The plot is certainly improved. The Serpent Mage features complicated shifting alliances, some huge ideas about the nature of Earth and reality, lots of hard and unclear choices, and quite a bit more of the interesting metaphysical background that previously only showed in bursts. There still was not enough detail about the history of Earth and the Sidhe's encounters in space for me — apparently the hints we received are all there is — but Bear adds more to the theory of magic and eventually the theory of world creation in ways that add a hint of space opera to traditional fantasy magic. I wish it had gone farther, but what there is makes for a compelling world idea.

Characterization, however, remains a problem. This time, I think the root of that problem is Michael's distance and detachment from everything that's happening. The book follows Michael's viewpoint almost exclusively, and Michael feels like he's interacting with the world through an emotional telescope. This is not unjustified; indeed, it's well-defended in narrator musings and Michael's relationship with women and with his parents, grounded in the shock of changing realities to the Realm and back again. Realistic or not, though, the reader gets the same emotional distance, which made it hard for me to truly care about the rest of the cast. Michael's mother's secret seemed pedestrian when it was finally revealed. Kristine had her moments, but the tentative emotional connection was then destroyed by her sidelining for much of the book. Shiafa starts as an interesting cipher, but then falls into emotions dictated by the author and poorly reflected in the text. It's hard to muster more than a vague intellectual appreciation for how the characters fit together.

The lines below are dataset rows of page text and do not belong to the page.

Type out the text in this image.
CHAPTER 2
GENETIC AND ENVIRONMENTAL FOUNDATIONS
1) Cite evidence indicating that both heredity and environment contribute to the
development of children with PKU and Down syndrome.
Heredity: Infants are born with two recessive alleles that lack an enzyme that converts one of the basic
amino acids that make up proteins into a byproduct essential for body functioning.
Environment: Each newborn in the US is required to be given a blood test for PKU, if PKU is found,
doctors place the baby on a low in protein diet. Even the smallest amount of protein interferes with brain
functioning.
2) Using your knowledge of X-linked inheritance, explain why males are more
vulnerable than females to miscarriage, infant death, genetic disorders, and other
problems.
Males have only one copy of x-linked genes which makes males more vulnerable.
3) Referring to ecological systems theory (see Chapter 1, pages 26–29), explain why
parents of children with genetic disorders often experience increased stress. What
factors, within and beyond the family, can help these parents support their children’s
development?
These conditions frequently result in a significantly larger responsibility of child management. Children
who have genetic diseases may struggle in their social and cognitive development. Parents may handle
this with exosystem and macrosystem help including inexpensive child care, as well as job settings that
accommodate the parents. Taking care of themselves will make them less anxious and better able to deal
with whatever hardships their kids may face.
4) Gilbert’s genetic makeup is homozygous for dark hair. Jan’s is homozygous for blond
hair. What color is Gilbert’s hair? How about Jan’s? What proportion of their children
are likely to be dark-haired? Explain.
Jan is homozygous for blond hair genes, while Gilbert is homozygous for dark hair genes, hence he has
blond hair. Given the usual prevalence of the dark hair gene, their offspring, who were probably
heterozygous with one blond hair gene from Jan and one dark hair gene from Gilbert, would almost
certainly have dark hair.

This same distancing infects most description in the book, and it's in the world background and events that I think it's the most damaging. The Infinity Concerto at times felt like it was trying too hard, but it did provide some glimmers of the fierceness and wildness of the Sidhe and their Realm, particularly towards the end of the book. I was hoping to see that developed here, but The Serpent Mage manages little more than similar glimmers. There's an emotion-sapping deluge of telling rather than showing going on here. Michael analyzes everything, as does the narrator, and the reader is constantly being told what he's thinking, why he's thinking it, or how it's affecting him, rather than reading about amazing sights and having the emotions conveyed through impressiveness of description. Bear's descriptions lack the emotional connection and engrossing magic that makes fantasy so vivid, the sort of description that Susan Cooper does so well in her Dark Is Rising sequence. A wholesale invasion of the Sidhe into modern Earth somehow comes across as an annoying obstacle and expected side effect that Michael has to work around, rather than something that made me stop reading (or read more quickly) in awe.

In short, this book plods. This is doubly disappointing since the underlying material is complex and worth reading about. There are moments that shine, such as Michael's conversation with the long-awaited Serpent Mage, Bear's ingenious twisting of mythology and religion, and the battles of world creation and conception. At times, I caught glimmers of psychological depth to the story that were fun to ponder. And Michael, after being a stock hero for much of The Infinity Concerto, is quite untraditional here, avoiding the stereotype of either the eager or the reluctant hero and constantly struggling with his own motives. But despite the intellectual appeal, The Serpent Mage never grabbed me. It was easy to put down, I rarely cared about picking it up again, and I never developed an emotional attachment to the story.